I think regular strings are interned but unicode strings are not. This simple test seems to support my theory (Python 2.6.6):

>>> intern("string")
'string'
>>> intern(u"unicode string")

Traceback (most recent call last):
  File "<pyshell#18>", line 1, in <module>
    intern(u"unicode string")
TypeError: intern() argument 1 must be string, not unicode
Claudiu
  • 224,032
  • 165
  • 485
  • 680
  • 3
    they are all immutable, but strings are cached to be used faster internally (like in class dicts), whereas unicode strings aren't, apparently. – Claudiu Mar 13 '13 at 18:52
  • ah yes, thanks for the reply, but in python 3? that is entirely unicode – Zokis Mar 13 '13 at 18:55
  • @MarceloTambalo: In Python 3.x, `str` (== `unicode)` may be interned. But, as with `str` (== `bytes`) in 2.x, they're not guaranteed to be. – abarnert Mar 13 '13 at 18:57
  • @MarceloTambalo: in Python 3, for `"hi" is "hi"`, I get `True`, so it seems like it does. There is no `u"hi"` syntax in Python 3, because it's all unicode by default. – Claudiu Mar 13 '13 at 18:59
  • @Claudiu: There _is_ a `u"hi"` in 3 (as of… either 3.3 or 3.2), which is identical to `"hi"`. Just as `b"hi"` is identical to `"hi"` in 2.7. – abarnert Mar 13 '13 at 18:59
  • @abarnert: oh my mistake. The online interpreter I tried rejected it; it must have been an earlier version. – Claudiu Mar 13 '13 at 19:11
  • u"hi" is back on 3.3 only for backward compatibility syntax with python 2.x series. (u"hi" fails on 3.0 3.1 & 3.2) – Toilal Feb 13 '14 at 06:10
2

Normal strings are not guaranteed to be interned. Sometimes they are, sometimes they aren't. The rules are complicated, version-specific, and intentionally not documented.

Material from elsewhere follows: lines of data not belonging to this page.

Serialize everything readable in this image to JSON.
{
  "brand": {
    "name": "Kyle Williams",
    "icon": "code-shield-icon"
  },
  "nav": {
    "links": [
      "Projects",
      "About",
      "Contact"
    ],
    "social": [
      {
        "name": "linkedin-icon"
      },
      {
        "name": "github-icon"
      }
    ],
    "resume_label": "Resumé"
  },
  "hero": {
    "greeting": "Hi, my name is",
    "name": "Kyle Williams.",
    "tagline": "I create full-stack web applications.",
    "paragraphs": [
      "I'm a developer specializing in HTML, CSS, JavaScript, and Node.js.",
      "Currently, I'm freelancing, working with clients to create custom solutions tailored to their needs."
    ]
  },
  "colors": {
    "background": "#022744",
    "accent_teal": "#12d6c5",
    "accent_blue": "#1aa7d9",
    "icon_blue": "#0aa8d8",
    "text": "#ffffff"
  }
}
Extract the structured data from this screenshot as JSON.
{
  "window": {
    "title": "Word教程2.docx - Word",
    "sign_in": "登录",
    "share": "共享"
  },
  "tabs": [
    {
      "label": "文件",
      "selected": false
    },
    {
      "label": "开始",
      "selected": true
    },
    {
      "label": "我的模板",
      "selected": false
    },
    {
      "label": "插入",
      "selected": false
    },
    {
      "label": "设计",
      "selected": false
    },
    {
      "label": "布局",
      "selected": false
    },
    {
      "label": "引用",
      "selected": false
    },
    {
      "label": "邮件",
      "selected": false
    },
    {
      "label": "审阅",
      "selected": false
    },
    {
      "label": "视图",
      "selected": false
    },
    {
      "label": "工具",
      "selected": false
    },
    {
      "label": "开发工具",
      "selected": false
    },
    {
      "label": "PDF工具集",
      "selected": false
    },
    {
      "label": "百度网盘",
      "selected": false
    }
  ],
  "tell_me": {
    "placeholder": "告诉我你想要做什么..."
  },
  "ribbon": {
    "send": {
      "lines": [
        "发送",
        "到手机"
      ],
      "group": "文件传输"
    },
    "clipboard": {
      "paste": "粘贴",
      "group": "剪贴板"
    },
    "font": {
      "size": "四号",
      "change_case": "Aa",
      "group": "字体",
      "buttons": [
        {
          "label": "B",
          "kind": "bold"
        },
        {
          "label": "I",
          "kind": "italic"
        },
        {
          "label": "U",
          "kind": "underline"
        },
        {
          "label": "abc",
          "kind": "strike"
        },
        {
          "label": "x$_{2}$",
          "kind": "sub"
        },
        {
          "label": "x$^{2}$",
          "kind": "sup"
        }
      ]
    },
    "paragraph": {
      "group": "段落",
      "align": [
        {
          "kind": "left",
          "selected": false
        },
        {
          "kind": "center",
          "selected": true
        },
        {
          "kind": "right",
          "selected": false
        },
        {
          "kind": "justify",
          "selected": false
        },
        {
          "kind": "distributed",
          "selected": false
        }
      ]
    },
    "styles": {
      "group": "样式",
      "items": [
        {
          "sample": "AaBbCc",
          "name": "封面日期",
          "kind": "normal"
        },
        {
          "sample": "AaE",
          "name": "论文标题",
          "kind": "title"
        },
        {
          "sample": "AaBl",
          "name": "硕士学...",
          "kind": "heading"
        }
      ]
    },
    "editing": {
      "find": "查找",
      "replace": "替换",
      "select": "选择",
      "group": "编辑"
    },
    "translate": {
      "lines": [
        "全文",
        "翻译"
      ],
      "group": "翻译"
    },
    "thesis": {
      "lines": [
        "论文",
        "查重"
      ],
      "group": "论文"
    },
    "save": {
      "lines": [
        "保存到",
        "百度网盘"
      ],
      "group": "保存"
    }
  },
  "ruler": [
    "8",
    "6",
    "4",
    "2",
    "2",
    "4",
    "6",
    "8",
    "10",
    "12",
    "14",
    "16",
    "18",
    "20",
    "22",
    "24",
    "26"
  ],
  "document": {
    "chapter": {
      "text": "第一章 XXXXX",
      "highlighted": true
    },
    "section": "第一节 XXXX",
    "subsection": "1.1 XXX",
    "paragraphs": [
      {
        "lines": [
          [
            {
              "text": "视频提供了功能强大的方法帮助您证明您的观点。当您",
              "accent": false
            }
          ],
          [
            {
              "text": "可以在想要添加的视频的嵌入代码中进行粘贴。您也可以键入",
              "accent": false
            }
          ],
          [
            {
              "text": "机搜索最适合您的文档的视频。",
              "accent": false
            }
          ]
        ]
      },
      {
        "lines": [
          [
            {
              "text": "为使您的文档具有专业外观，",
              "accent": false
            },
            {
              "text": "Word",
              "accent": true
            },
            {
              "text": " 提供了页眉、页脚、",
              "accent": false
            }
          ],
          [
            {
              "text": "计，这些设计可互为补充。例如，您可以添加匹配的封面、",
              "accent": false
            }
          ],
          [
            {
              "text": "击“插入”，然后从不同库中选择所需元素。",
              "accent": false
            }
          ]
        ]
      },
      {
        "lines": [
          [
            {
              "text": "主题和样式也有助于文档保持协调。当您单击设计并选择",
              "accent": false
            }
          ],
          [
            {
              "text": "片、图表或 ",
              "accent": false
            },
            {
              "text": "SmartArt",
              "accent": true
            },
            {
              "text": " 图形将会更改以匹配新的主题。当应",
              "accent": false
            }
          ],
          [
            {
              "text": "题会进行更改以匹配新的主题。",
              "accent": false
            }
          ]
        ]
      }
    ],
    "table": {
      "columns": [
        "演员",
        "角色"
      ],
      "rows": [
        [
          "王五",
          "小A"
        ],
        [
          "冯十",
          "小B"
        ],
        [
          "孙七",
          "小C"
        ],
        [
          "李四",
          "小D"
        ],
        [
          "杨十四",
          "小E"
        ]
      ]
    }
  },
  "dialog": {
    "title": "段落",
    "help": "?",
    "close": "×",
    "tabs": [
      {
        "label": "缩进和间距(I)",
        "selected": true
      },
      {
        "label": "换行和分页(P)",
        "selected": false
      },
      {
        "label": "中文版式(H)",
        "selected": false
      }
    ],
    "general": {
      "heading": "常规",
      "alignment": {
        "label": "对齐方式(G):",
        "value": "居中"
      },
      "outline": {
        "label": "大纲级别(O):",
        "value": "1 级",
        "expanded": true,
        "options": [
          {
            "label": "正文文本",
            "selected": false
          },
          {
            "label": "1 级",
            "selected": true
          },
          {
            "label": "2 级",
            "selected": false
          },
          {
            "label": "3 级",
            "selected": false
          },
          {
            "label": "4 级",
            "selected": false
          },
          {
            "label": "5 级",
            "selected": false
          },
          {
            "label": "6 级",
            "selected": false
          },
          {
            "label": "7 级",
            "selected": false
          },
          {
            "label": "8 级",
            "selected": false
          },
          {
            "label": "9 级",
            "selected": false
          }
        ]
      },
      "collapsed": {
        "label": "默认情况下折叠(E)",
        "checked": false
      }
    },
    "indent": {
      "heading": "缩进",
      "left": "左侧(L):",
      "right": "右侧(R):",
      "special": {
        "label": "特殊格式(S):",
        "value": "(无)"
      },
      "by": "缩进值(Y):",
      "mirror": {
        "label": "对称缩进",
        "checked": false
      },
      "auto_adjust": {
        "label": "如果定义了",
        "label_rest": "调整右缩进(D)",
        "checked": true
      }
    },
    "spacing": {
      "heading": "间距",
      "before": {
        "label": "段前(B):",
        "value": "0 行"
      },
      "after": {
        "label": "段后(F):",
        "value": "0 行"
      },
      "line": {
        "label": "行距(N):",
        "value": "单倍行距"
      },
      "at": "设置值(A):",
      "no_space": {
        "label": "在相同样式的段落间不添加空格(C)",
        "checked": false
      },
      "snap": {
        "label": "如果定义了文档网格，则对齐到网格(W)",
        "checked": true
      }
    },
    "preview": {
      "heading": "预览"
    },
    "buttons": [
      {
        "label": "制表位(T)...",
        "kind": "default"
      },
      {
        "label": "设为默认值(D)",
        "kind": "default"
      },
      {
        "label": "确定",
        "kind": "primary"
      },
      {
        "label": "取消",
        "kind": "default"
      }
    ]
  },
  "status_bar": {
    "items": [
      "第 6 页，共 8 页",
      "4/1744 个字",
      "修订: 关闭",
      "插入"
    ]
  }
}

You can depend on the fact that Python tries to intern small-ish, commonly-used objects whenever it's a good idea. And that, if you write any code that depends on either a1 is a2 or the converse, it will break whenever it's most inconvenient.

If you want any more than this, you have to look at the source for whichever version of whichever implementation you're interested in. For CPython, the details are mostly inside stringobject.c for 2.6 and 2.7, unicodeobject.c for 3.3.

The latter file of course also exists in 2.x (where it still defines the unicode type, that's just not the same as the str type as in 3.x). You can see from the 2.7 source that there is some support for interning unicode strings, even if you can't call intern on them. From a quick glance, it looks like 2.7 can handle interned unicode strings, but won't ever create them.

Meanwhile, 3.3 makes things even more fun, as a str object can point at UTF-8, UTF-16, or UTF-32 storage, which might be interned, but code that uses the old-style Unicode APIs may still end up with a new copy. So, even if a1 is a2, if you try to get at their characters, they may have different buffers.

When does python choose to intern a string has some more insight into the details. But again, the source is all that matters.

Community
  • 1
  • 1
abarnert
  • 354,177
  • 51
  • 601
  • 671